When you are tested, be sure to ask for your exact results AND the scale that was used to determine "normal." One thing I have noticed in looking at this issue online is that different sources define "low" vitamin D levels differently (and different sources use different units of measurement). Some doctors define "low Vitamin D" levels so conservatively that hardly anyone qualifies; some define it so liberally that lots of people qualify. So get your exact results, see how it compares to the lab's range of "normal," and then find out how their "normal" compares to online measures. Get some perspective on how much room for concern there really might be.

If your Vitamin D levels do turn out to be low, you can increase your intake of Vitamin D-rich foods, like eggs and fatty fish, or Vitamin-D fortified foods like milk or some orange juices. This is probably not the best way to correct a significant deficiency, but when possible, getting nutrients from real foods instead of supplements is usually optimal.

Many healthcare practitioners currently recommend Vitamin D supplements (vitamin D3, cholecalciferol), though how much is needed is hotly debated. Current recommendations are about 200 international units, and most multivitamins typically contain about 400 international units........but many providers believe this to be far too low. About 1000-2000 international units seems to be considered relatively safe, and some healthcare practitioners recommend up to 4000 units for those who are Vitamin D-deficient. Some practitioners recommend even more, while others dispute the safety of larger doses. Research on optimal dosing is urgently needed, and on whether D supplements actually help or hurt health.

Another controversial issue is sun exposure.
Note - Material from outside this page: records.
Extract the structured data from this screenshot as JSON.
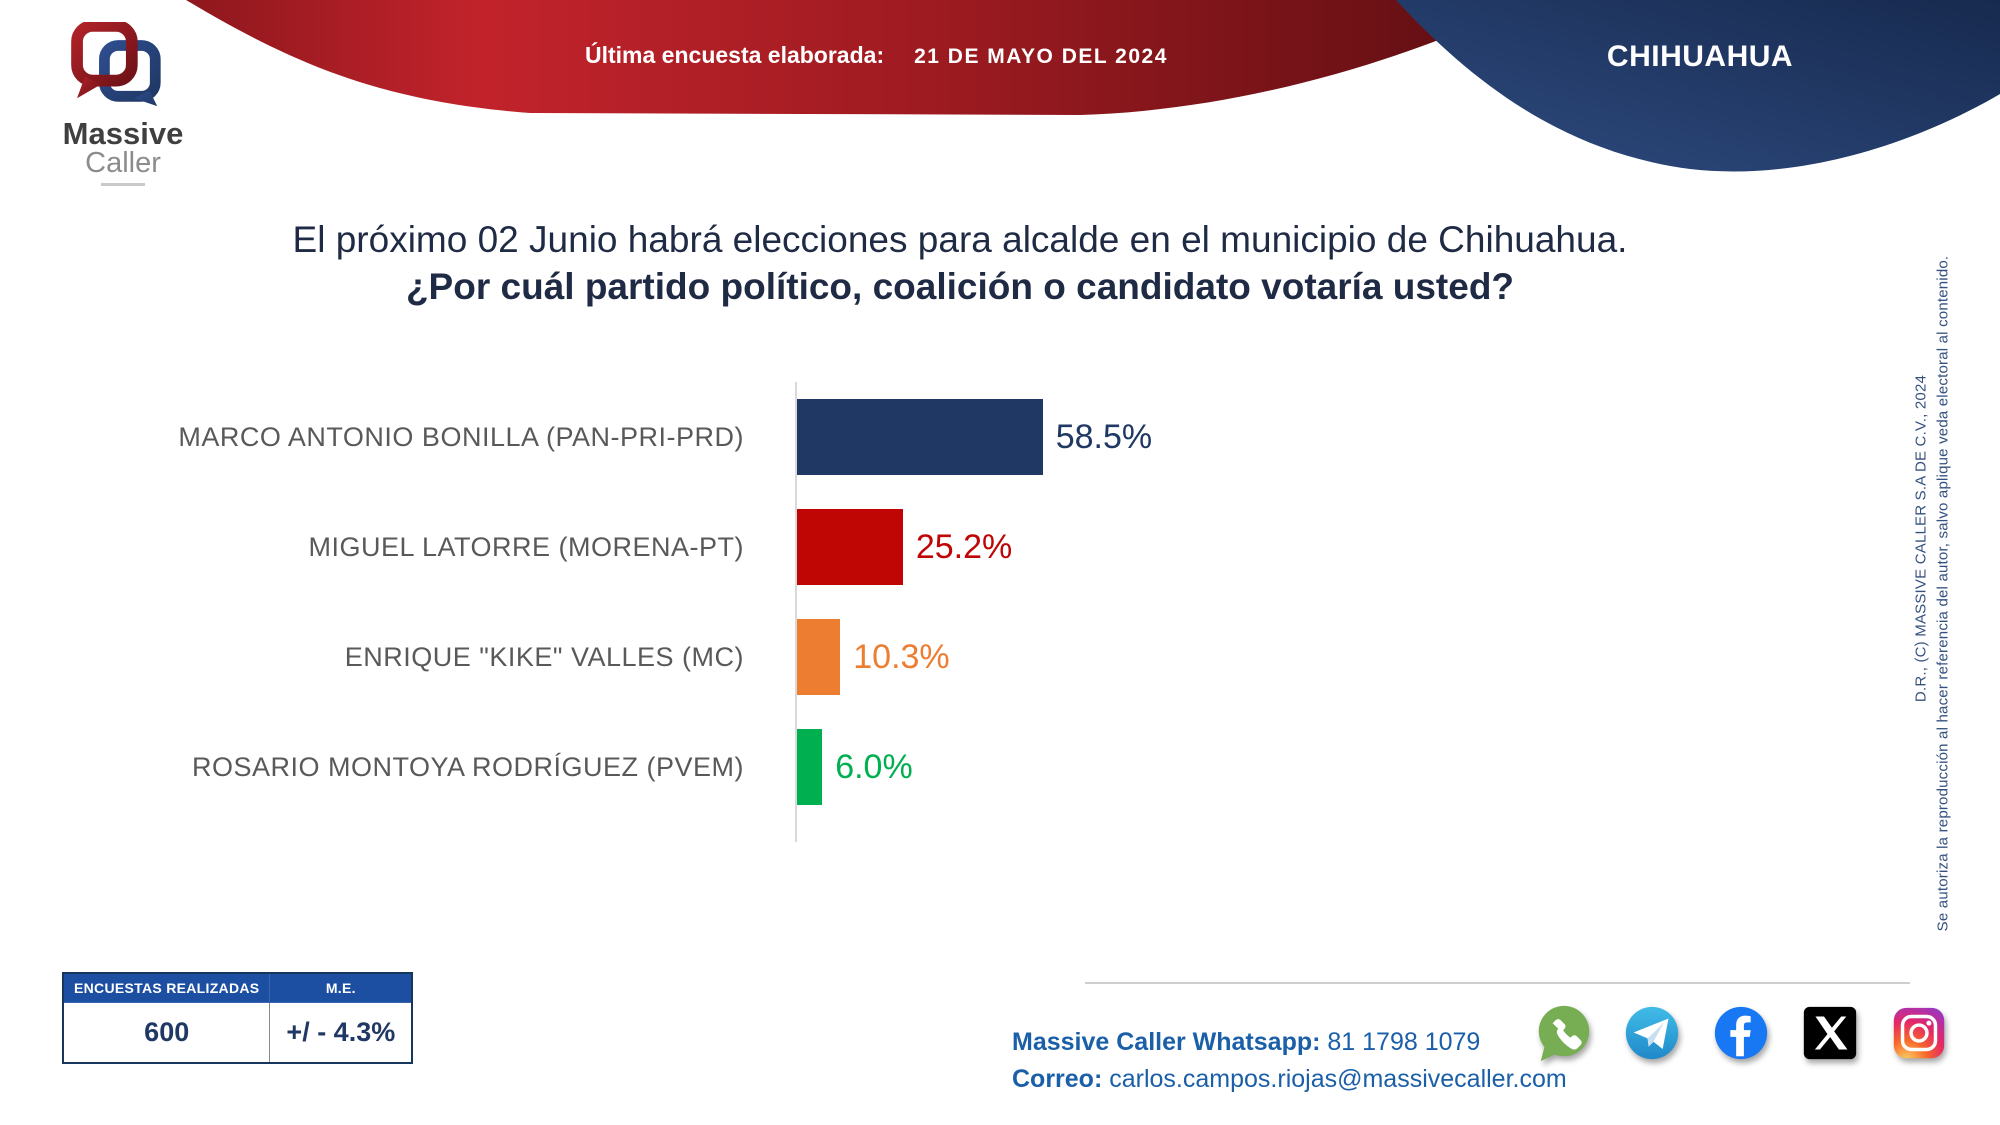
{
  "header": {
    "banner_label": "Última encuesta elaborada:",
    "banner_date": "21 DE MAYO DEL 2024",
    "region": "CHIHUAHUA",
    "logo": {
      "brand_top": "Massive",
      "brand_bottom": "Caller"
    }
  },
  "question": {
    "line1": "El próximo 02 Junio habrá elecciones para alcalde en el municipio de Chihuahua.",
    "line2": "¿Por cuál partido político, coalición o candidato votaría usted?"
  },
  "chart_data": {
    "type": "bar",
    "orientation": "horizontal",
    "categories": [
      "MARCO ANTONIO BONILLA (PAN-PRI-PRD)",
      "MIGUEL LATORRE (MORENA-PT)",
      "ENRIQUE \"KIKE\" VALLES (MC)",
      "ROSARIO MONTOYA RODRÍGUEZ (PVEM)"
    ],
    "values": [
      58.5,
      25.2,
      10.3,
      6.0
    ],
    "value_labels": [
      "58.5%",
      "25.2%",
      "10.3%",
      "6.0%"
    ],
    "bar_colors": [
      "#1F3864",
      "#C00505",
      "#ED7D31",
      "#00B050"
    ],
    "xlim": [
      0,
      100
    ],
    "grid": false,
    "legend": "none",
    "title": ""
  },
  "stats_table": {
    "headers": [
      "ENCUESTAS REALIZADAS",
      "M.E."
    ],
    "values": [
      "600",
      "+/ - 4.3%"
    ]
  },
  "contact": {
    "whatsapp_label": "Massive Caller Whatsapp:",
    "whatsapp_number": "81 1798 1079",
    "email_label": "Correo:",
    "email": "carlos.campos.riojas@massivecaller.com"
  },
  "social_icons": [
    "whatsapp",
    "telegram",
    "facebook",
    "x",
    "instagram"
  ],
  "legal": {
    "line1": "D.R., (C) MASSIVE CALLER S.A DE C.V., 2024",
    "line2": "Se autoriza la reproducción al hacer referencia del autor, salvo aplique veda electoral al contenido."
  },
  "colors": {
    "ribbon_red": "#A91C23",
    "ribbon_navy": "#1F3461",
    "question_text": "#1F2A44",
    "category_label": "#595959",
    "table_header_bg": "#1C4FA1",
    "contact_blue": "#1A5FA8",
    "axis_gray": "#D9D9D9"
  }
}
Many doctors are now recommending that people get about 15 minutes of sun exposure (no sunscreen) every day or two so that the body can synthesize its own Vitamin D from the sun, which is the most efficient source of all. 15 minutes sounds pretty minimal; some healthcare providers recommend more, while others balk even at suggestions of 15 unprotected minutes.

The best course for sun exposure has yet to be determined, but personally, it makes sense to me that if we evolved in an area of high sunlight intensity (Africa), we were made to need regular sunlight exposure. Covering up so much (hats, long sleeves, sunscreen everywhere at ALL times) seems a bit extreme to me. I agree we shouldn't overdo sun.....but it seems to me like the pendulum on sun exposure has swung too severely to one side. How about a happy medium? One that takes into account your geographic area, your skin color, your health status, etc.? Might some limited sun exposure be reasonable and even helpful for some people?
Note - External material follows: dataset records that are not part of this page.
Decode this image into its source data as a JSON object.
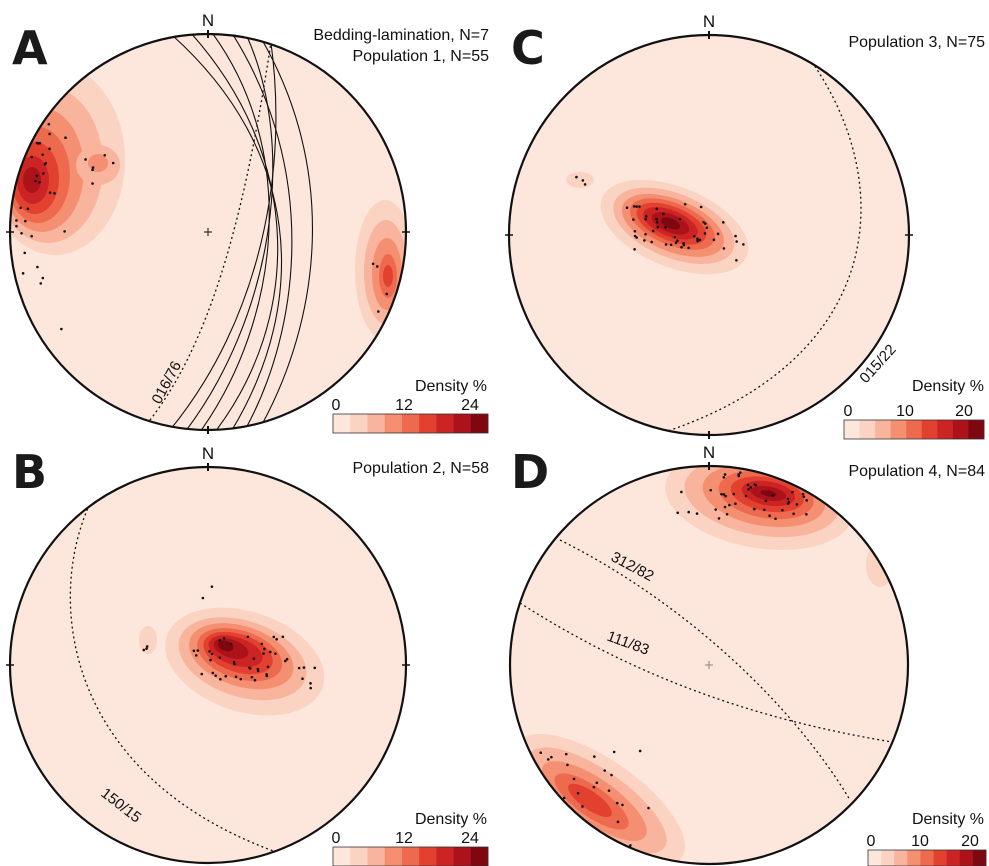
{
  "panels": [
    {
      "letter": "A",
      "north": "N",
      "captions": [
        "Bedding-lamination, N=7",
        "Population 1, N=55"
      ],
      "legend": {
        "title": "Density %",
        "ticks": [
          "0",
          "12",
          "24"
        ]
      },
      "planes": [
        {
          "label": "016/76"
        }
      ]
    },
    {
      "letter": "B",
      "north": "N",
      "captions": [
        "Population 2, N=58"
      ],
      "legend": {
        "title": "Density %",
        "ticks": [
          "0",
          "12",
          "24"
        ]
      },
      "planes": [
        {
          "label": "150/15"
        }
      ]
    },
    {
      "letter": "C",
      "north": "N",
      "captions": [
        "Population 3, N=75"
      ],
      "legend": {
        "title": "Density %",
        "ticks": [
          "0",
          "10",
          "20"
        ]
      },
      "planes": [
        {
          "label": "015/22"
        }
      ]
    },
    {
      "letter": "D",
      "north": "N",
      "captions": [
        "Population 4, N=84"
      ],
      "legend": {
        "title": "Density %",
        "ticks": [
          "0",
          "10",
          "20"
        ]
      },
      "planes": [
        {
          "label": "312/82"
        },
        {
          "label": "111/83"
        }
      ]
    }
  ],
  "colors": {
    "background": "#fde6dc",
    "density_ramp": [
      "#fde6dc",
      "#fbd3c2",
      "#f8b49c",
      "#f48f72",
      "#ee6a4f",
      "#e2412f",
      "#cc2424",
      "#ab1219",
      "#7f0712"
    ]
  }
}
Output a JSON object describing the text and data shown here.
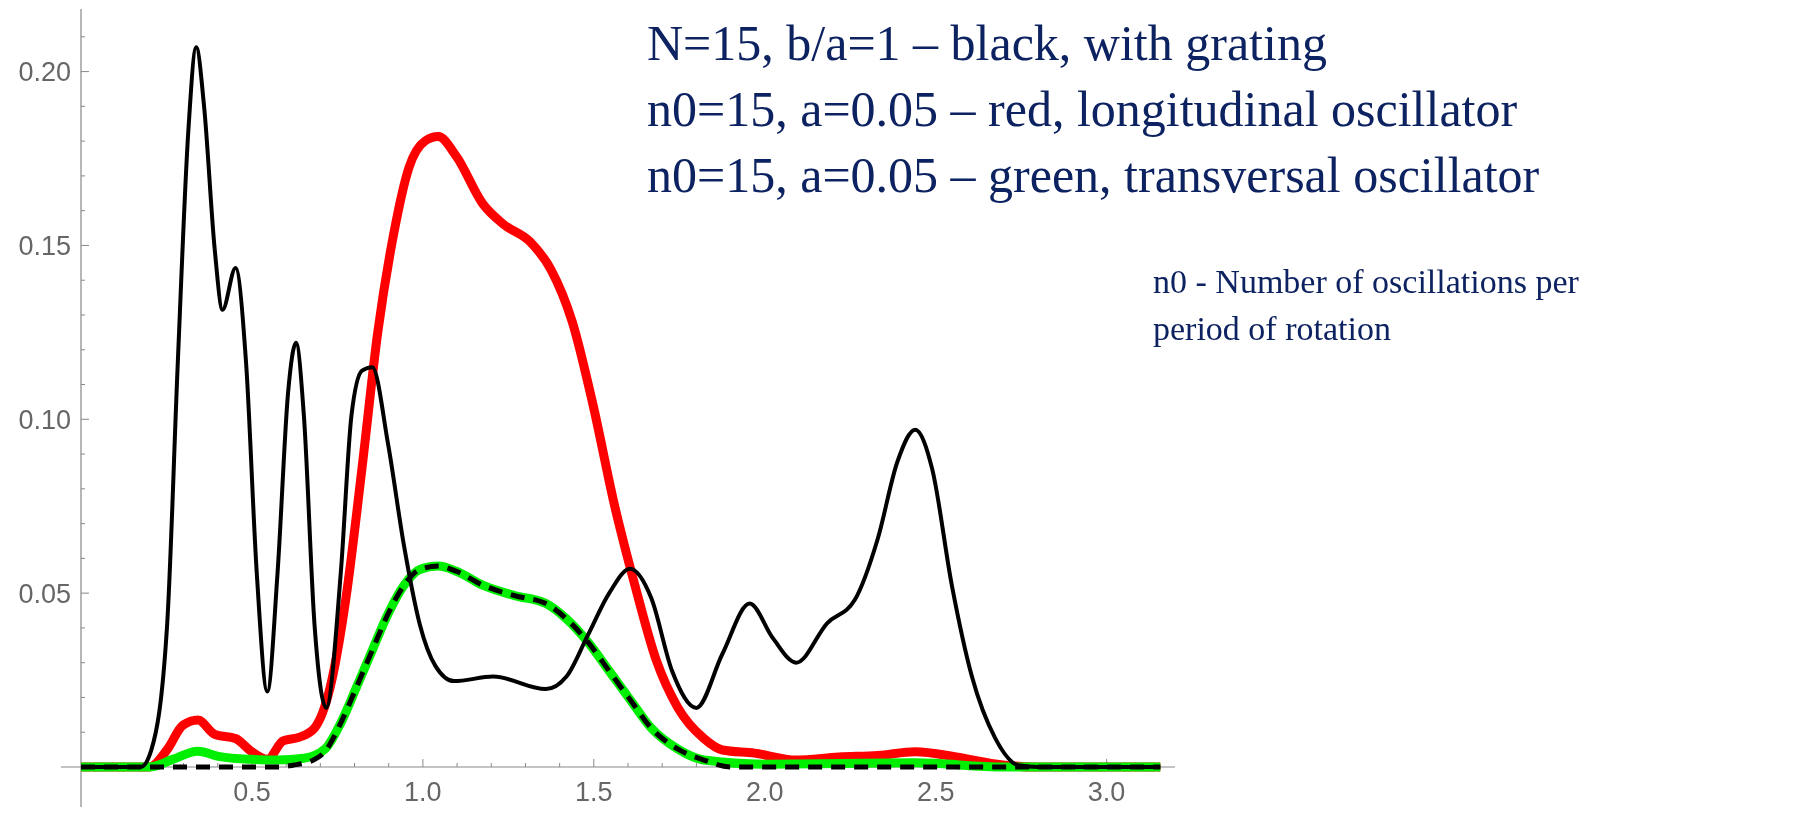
{
  "chart_data": {
    "type": "line",
    "annotations": [
      "N=15, b/a=1 – black, with grating",
      "n0=15, a=0.05 – red, longitudinal oscillator",
      "n0=15, a=0.05 – green, transversal oscillator",
      "n0 - Number of oscillations per period of rotation"
    ],
    "xlim": [
      0,
      3.2
    ],
    "ylim": [
      0,
      0.218
    ],
    "xticks": [
      {
        "value": 0.1,
        "label": null
      },
      {
        "value": 0.2,
        "label": null
      },
      {
        "value": 0.3,
        "label": null
      },
      {
        "value": 0.4,
        "label": null
      },
      0.5,
      {
        "value": 0.6,
        "label": null
      },
      {
        "value": 0.7,
        "label": null
      },
      {
        "value": 0.8,
        "label": null
      },
      {
        "value": 0.9,
        "label": null
      },
      {
        "value": 1,
        "label": "1.0"
      },
      {
        "value": 1.1,
        "label": null
      },
      {
        "value": 1.2,
        "label": null
      },
      {
        "value": 1.3,
        "label": null
      },
      {
        "value": 1.4,
        "label": null
      },
      1.5,
      {
        "value": 1.6,
        "label": null
      },
      {
        "value": 1.7,
        "label": null
      },
      {
        "value": 1.8,
        "label": null
      },
      {
        "value": 1.9,
        "label": null
      },
      {
        "value": 2,
        "label": "2.0"
      },
      {
        "value": 2.1,
        "label": null
      },
      {
        "value": 2.2,
        "label": null
      },
      {
        "value": 2.3,
        "label": null
      },
      {
        "value": 2.4,
        "label": null
      },
      2.5,
      {
        "value": 2.6,
        "label": null
      },
      {
        "value": 2.7,
        "label": null
      },
      {
        "value": 2.8,
        "label": null
      },
      {
        "value": 2.9,
        "label": null
      },
      {
        "value": 3,
        "label": "3.0"
      },
      {
        "value": 3.1,
        "label": null
      }
    ],
    "yticks": [
      {
        "value": 0.01,
        "label": null
      },
      {
        "value": 0.02,
        "label": null
      },
      {
        "value": 0.03,
        "label": null
      },
      {
        "value": 0.04,
        "label": null
      },
      0.05,
      {
        "value": 0.06,
        "label": null
      },
      {
        "value": 0.07,
        "label": null
      },
      {
        "value": 0.08,
        "label": null
      },
      {
        "value": 0.09,
        "label": null
      },
      {
        "value": 0.1,
        "label": "0.10"
      },
      {
        "value": 0.11,
        "label": null
      },
      {
        "value": 0.12,
        "label": null
      },
      {
        "value": 0.13,
        "label": null
      },
      {
        "value": 0.14,
        "label": null
      },
      0.15,
      {
        "value": 0.16,
        "label": null
      },
      {
        "value": 0.17,
        "label": null
      },
      {
        "value": 0.18,
        "label": null
      },
      {
        "value": 0.19,
        "label": null
      },
      {
        "value": 0.2,
        "label": "0.20"
      },
      {
        "value": 0.21,
        "label": null
      }
    ],
    "series": [
      {
        "color": "#000000",
        "line_style": "solid",
        "x": [
          0,
          0.175,
          0.206,
          0.252,
          0.283,
          0.314,
          0.337,
          0.36,
          0.391,
          0.414,
          0.452,
          0.483,
          0.514,
          0.545,
          0.575,
          0.606,
          0.629,
          0.652,
          0.683,
          0.717,
          0.76,
          0.791,
          0.822,
          0.852,
          0.898,
          0.945,
          0.991,
          1.037,
          1.091,
          1.206,
          1.36,
          1.42,
          1.483,
          1.545,
          1.606,
          1.668,
          1.729,
          1.8,
          1.876,
          1.956,
          2.024,
          2.092,
          2.183,
          2.263,
          2.331,
          2.388,
          2.44,
          2.49,
          2.547,
          2.606,
          2.674,
          2.742,
          2.8,
          3.157
        ],
        "values": [
          0,
          0,
          0.005,
          0.041,
          0.116,
          0.183,
          0.207,
          0.19,
          0.149,
          0.1315,
          0.1435,
          0.116,
          0.056,
          0.0217,
          0.056,
          0.108,
          0.122,
          0.101,
          0.041,
          0.017,
          0.056,
          0.101,
          0.114,
          0.115,
          0.093,
          0.0635,
          0.041,
          0.029,
          0.0247,
          0.026,
          0.0224,
          0.026,
          0.038,
          0.05,
          0.057,
          0.0486,
          0.0276,
          0.017,
          0.0325,
          0.047,
          0.037,
          0.03,
          0.0414,
          0.048,
          0.0658,
          0.0878,
          0.097,
          0.0856,
          0.0524,
          0.026,
          0.0083,
          0.0005,
          0,
          0
        ]
      },
      {
        "color": "#ff0000",
        "line_style": "solid",
        "x": [
          0,
          0.2,
          0.252,
          0.298,
          0.342,
          0.391,
          0.452,
          0.498,
          0.545,
          0.591,
          0.637,
          0.683,
          0.729,
          0.775,
          0.822,
          0.868,
          0.914,
          0.96,
          1.006,
          1.045,
          1.098,
          1.175,
          1.237,
          1.314,
          1.375,
          1.437,
          1.498,
          1.56,
          1.622,
          1.683,
          1.745,
          1.822,
          1.876,
          1.97,
          2.092,
          2.217,
          2.331,
          2.44,
          2.56,
          2.674,
          2.788,
          3.157
        ],
        "values": [
          0,
          0,
          0.005,
          0.012,
          0.0135,
          0.0094,
          0.0082,
          0.0045,
          0.0022,
          0.0075,
          0.0085,
          0.0112,
          0.023,
          0.0486,
          0.086,
          0.125,
          0.153,
          0.1726,
          0.18,
          0.1813,
          0.1756,
          0.162,
          0.156,
          0.151,
          0.143,
          0.128,
          0.104,
          0.0755,
          0.0516,
          0.0306,
          0.0172,
          0.0082,
          0.0049,
          0.004,
          0.002,
          0.0029,
          0.0033,
          0.0044,
          0.0029,
          0.0009,
          0,
          0
        ]
      },
      {
        "color": "#00ee00",
        "line_style": "solid",
        "x": [
          0,
          0.2,
          0.268,
          0.342,
          0.406,
          0.498,
          0.575,
          0.652,
          0.714,
          0.76,
          0.806,
          0.852,
          0.898,
          0.945,
          0.991,
          1.045,
          1.098,
          1.175,
          1.268,
          1.36,
          1.42,
          1.483,
          1.545,
          1.606,
          1.668,
          1.745,
          1.822,
          2.0,
          2.44,
          2.7,
          3.157
        ],
        "values": [
          0,
          0,
          0.0022,
          0.0045,
          0.003,
          0.0022,
          0.002,
          0.0025,
          0.0052,
          0.0127,
          0.023,
          0.0336,
          0.044,
          0.0523,
          0.0568,
          0.0578,
          0.0563,
          0.0523,
          0.0493,
          0.047,
          0.0426,
          0.0359,
          0.0276,
          0.0194,
          0.0112,
          0.0052,
          0.002,
          0.0008,
          0.0012,
          0,
          0
        ]
      },
      {
        "color": "#000000",
        "line_style": "dashed",
        "x": [
          0,
          0.58,
          0.62,
          0.68,
          0.714,
          0.76,
          0.806,
          0.852,
          0.898,
          0.945,
          0.991,
          1.045,
          1.098,
          1.175,
          1.268,
          1.36,
          1.42,
          1.483,
          1.545,
          1.606,
          1.668,
          1.745,
          1.822,
          1.9,
          3.157
        ],
        "values": [
          0,
          0,
          0.0005,
          0.002,
          0.0045,
          0.0127,
          0.023,
          0.0336,
          0.044,
          0.0523,
          0.0568,
          0.0578,
          0.0563,
          0.0523,
          0.0493,
          0.047,
          0.0426,
          0.0359,
          0.0276,
          0.0194,
          0.0112,
          0.0052,
          0.002,
          0,
          0
        ]
      }
    ]
  }
}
At this point, I don't think that scientists have fully proven their case about low Vitamin D levels. It may be that low D levels is just the latest scientific "fad" explanation for all the ills of the world. We need more research to prove their point. On the other hand, at this point evidence suggests that low D levels are associated with a number of health conditions. Whether low D levels are simply a symptom of something else or are the actual cause of health problems remains to be seen, as does whether supplementation or increased sun exposure decreases/prevents these health risks.

At this point, it's hard to know what is best to do. However, because many "obese" people tend to be insulin-resistant and have particularly low vitamin D levels, it may be most prudent for us to get tested, and to consider either supplements or modestly increased sun exposure if the tests show a Vitamin D deficiency.

Post Script:

It's interesting how vitamin D levels bring out subtle size biases.
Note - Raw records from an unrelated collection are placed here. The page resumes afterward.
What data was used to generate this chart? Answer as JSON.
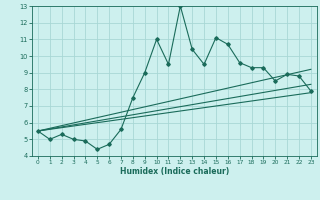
{
  "xlabel": "Humidex (Indice chaleur)",
  "bg_color": "#cdf0ee",
  "grid_color": "#a8d8d5",
  "line_color": "#1a6b5a",
  "xlim": [
    -0.5,
    23.5
  ],
  "ylim": [
    4,
    13
  ],
  "xticks": [
    0,
    1,
    2,
    3,
    4,
    5,
    6,
    7,
    8,
    9,
    10,
    11,
    12,
    13,
    14,
    15,
    16,
    17,
    18,
    19,
    20,
    21,
    22,
    23
  ],
  "yticks": [
    4,
    5,
    6,
    7,
    8,
    9,
    10,
    11,
    12,
    13
  ],
  "main_x": [
    0,
    1,
    2,
    3,
    4,
    5,
    6,
    7,
    8,
    9,
    10,
    11,
    12,
    13,
    14,
    15,
    16,
    17,
    18,
    19,
    20,
    21,
    22,
    23
  ],
  "main_y": [
    5.5,
    5.0,
    5.3,
    5.0,
    4.9,
    4.4,
    4.7,
    5.6,
    7.5,
    9.0,
    11.0,
    9.5,
    13.0,
    10.4,
    9.5,
    11.1,
    10.7,
    9.6,
    9.3,
    9.3,
    8.5,
    8.9,
    8.8,
    7.9
  ],
  "line2_x": [
    0,
    23
  ],
  "line2_y": [
    5.5,
    9.2
  ],
  "line3_x": [
    0,
    23
  ],
  "line3_y": [
    5.5,
    8.3
  ],
  "line4_x": [
    0,
    23
  ],
  "line4_y": [
    5.5,
    7.8
  ]
}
When I was diagnosed with severely deficient levels last fall, my provider asked me if I thought the deficit was because I wasn't getting enough sun. Implication: You must be a couch potato and therefore you probably rarely get out in the sun. Even friends asked me if I thought this was the real cause.

Come on, people! Research shows that the decreased levels of Vitamin D in obese people is not due to lower intakes of calcium/vitamin D foods, nor is it due to low sun exposure. So there!!